Schon länger ist es ein Topos, dass die Digitalisierung mit einer geistigen und kulturellen Verarmung einher gehe. Von Digital Demenz oder vom Ende des Buchs ist vielfach die Rede. Algorithmen übernehmen das Kommando auch in der Kultur, wenn AI-Systeme Musik komponieren und Bilder malen, die bei YouTube ihre Fans finden und bei Christie’s gehandelt werden. Was bleibt von den kreativen Fähigkeiten übrig angesichts von Deep Learning und den Versuchen, generelle Intelligenz maschinell nachzuahmen?
Tatsächlich ist die Sachlage komplizierter. Es werden mehr Bücher denn je gedruckt. Museen können sich vor Besuchern kaum retten und selbst Brettspiele finden mehr Käufer als jemals zuvor. Offensichtlich stehen sich nicht einfach digitale und analoge Kultur gegenüber. Eher ist die Digitalisierung die Umwelt gerade auch für die analoge Kultur. Sie scheint Prozesse der Individualisierung wie der Heterogenisierung der Kultur voranzutreiben, die älter sind als das Aufkommen von Computer und Internet. Historiker wie Thomas Nipperdey haben schon mit Blick auf das 19. Jahrhundert von der Ästhetisierung als der anderen Seite der Verbürgerlichung der Gesellschaft gesprochen.
Das berührt den Auftrag und das Selbstverständnis auch der Hochschulen. Sind sie noch der Freiraum für Kreativität und Innovation oder sind Google und Amazon längst schon die Orte, wo das Neue gedacht und entwickelt wird? Nicht wenige spekulieren, dass es nur noch eine Frage der Zeit sei, bis Universitäten, wie wir sie kannten, von Plattform-Hochschulen abgelöst werden, die sich den Weltmarkt für Bildung aufteilen werden. In welchem Umfang gehören Digital Skills oder gar die Befähigung im Umgang mit Machine Learning und Deep Learning zum Bildungsauftrag der Hochschulen?
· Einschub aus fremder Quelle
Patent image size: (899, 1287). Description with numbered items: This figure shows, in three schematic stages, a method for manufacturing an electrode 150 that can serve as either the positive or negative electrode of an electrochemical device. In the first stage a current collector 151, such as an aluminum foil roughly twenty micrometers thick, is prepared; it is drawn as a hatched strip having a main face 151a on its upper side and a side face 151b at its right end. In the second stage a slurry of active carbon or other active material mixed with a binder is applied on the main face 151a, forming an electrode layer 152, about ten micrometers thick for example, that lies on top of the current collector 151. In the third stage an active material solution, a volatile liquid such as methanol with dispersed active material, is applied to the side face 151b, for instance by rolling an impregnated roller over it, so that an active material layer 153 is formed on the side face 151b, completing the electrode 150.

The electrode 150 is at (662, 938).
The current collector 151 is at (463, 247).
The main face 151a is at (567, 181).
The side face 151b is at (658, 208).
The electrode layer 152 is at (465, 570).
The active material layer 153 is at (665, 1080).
Sind Serious Games ein lohnender Weg, um spielend etwa die Geschichte des Alten Ägyptens zu lernen oder schicken wir unsere Kinder wie die Silikon Valley-Elite besser in den anthroposophischen Kindergarten?
Wie verhalten sich spezialisierte Expertise und allgemeiner Bildungsanspruch in Universitäten und Hochschulen, wenn die Komplexität der digitalen Entwicklungen so rasant zunimmt, dass eine Vermittlung kaum noch möglich erscheint.
Das Atelier stellt die Aufgabe zu überlegen, wie sich unsere Vorstellungen von Gestalten und Spielen als menschliche Grundfähigkeiten verändern oder gerade auch nicht verändern sollten, wenn alles digital zu werden scheint und das mit Blick auf Universitäten und Hochschulen, die vielleicht morgen schon ganz andere als die uns vertrauten Institutionen sein können.